Drugs suspected to be involved in the DDI
Complete list of drugs taken by the patient
Clarithromycin, Bedaquiline, Clofazimine, TMP/SMX, Gancyclovir
Clinical case description
37 year-old patient, originally from sub-Sarahan Africa. HIV infection diagnosed many years ago, but untreated. Moderate chronic renal insufficiency due to kidney malacoplakia. Admitted to our center in November 2020 for fever, weight loss and diarrhea with final diagnosis of disseminated Mycobacterium avium intracellulare and Mycobaterium simiae infection (both confirmed with cultures from several different sterile sites). Additionally, also confirmed disseminated CMV infection (colitis and retinitis) treated successfully with gancyclovir and valgancyclovir secondary prophylaxis. CD4 cell count at this time was 1/mm3 (0.5%) and VL was 2,260,000 copies/mL.

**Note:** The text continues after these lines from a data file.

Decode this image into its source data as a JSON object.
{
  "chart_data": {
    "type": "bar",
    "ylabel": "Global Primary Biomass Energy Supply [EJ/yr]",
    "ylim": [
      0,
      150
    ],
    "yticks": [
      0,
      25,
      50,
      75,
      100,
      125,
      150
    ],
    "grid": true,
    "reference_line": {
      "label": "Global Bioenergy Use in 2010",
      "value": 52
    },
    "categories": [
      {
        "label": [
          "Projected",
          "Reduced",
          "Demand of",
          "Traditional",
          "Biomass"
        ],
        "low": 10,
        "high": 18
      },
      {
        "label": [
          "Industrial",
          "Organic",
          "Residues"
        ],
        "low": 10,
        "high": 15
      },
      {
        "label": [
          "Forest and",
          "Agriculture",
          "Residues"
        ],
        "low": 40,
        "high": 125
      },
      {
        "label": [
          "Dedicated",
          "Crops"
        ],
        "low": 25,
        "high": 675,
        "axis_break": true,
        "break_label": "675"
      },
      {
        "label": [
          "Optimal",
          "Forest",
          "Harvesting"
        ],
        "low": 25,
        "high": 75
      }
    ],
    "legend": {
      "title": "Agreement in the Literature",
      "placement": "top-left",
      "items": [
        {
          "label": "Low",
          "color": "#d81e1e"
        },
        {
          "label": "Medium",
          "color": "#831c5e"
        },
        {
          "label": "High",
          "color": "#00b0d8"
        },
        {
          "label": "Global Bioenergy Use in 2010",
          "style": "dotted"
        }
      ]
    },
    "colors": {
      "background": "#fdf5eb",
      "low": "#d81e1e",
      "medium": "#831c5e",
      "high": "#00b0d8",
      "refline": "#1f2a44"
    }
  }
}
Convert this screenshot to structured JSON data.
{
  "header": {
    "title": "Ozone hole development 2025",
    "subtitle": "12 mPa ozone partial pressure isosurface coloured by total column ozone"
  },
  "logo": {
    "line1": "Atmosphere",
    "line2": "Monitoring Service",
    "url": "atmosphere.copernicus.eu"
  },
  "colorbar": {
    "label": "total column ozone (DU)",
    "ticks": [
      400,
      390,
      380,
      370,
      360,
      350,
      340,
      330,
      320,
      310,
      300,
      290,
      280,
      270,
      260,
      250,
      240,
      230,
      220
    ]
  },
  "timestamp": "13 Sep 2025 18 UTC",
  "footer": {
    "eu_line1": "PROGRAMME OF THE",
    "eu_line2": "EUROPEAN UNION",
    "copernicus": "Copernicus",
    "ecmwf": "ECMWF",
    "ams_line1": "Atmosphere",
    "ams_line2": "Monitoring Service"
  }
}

He started (according to resistance profile of both mycobacteria) treatment with bedaquiline, clofazimine and clarythromycin, and BIC/FTC/TAF for HIV infection within two weeks after starting mycobacteria treatment.
Clinical evolution was slowly favourable, being currently (December 2022) with CD4 count of 99 (11%) cells/mm3 and undetectable viral load. He continues also triple therapy for both mycobacteria with good tolerance and no remarkable side effects.
Despite potential increase in systemic exposure to bictegravir and to tenofovir, no toxicity was observed. The patient maintained stable creatinine levels over the duration of the therapy (ongoing due to incomplete immunological recovery).
Outcome
Personal information from the specialist
Editorial Comment
These real-life data are consistent with phase 3 clinical studies for B/F/TAF showing a good safety profile for bcitegravir (up to 2.4 fold increase in bictegravir exposure) as well as a large clinical safety profile for TAF.
Clarithromycin is a strong inhibitor of CYP3A4 and P-gp and is predicted to increase bictegravir concentrations but to a modest extent. Clofazimine is also moderate inhibitor of CYP3A4 and may increase bictegravir concentrations, but to a modest extent. So, both drugs may have potentially increased bictegravir concentrations (which cannot be adapted). Individually for each drug, this increase is unlikely to be clinically significant since data from phase 2 and phase 3 studies (48 weeks treatment), have shown a good safety profile with up to a 2.4-fold increase in bictegravir AUC. The additive effect of these drugs on bictegravir concentrations is unknown.
In addition, TAF is a substrate of P-gp, and inhibitors of P-gp such as clarithromycin are expected to increase the absorption of TAF and thereby increase the systemic concentration. The recommended dose of 10 mg TAF with P-gp inhibitors is not possible with BIC/FTC/TAF which is only available as a fixed dose combination containing 25 mg TAF.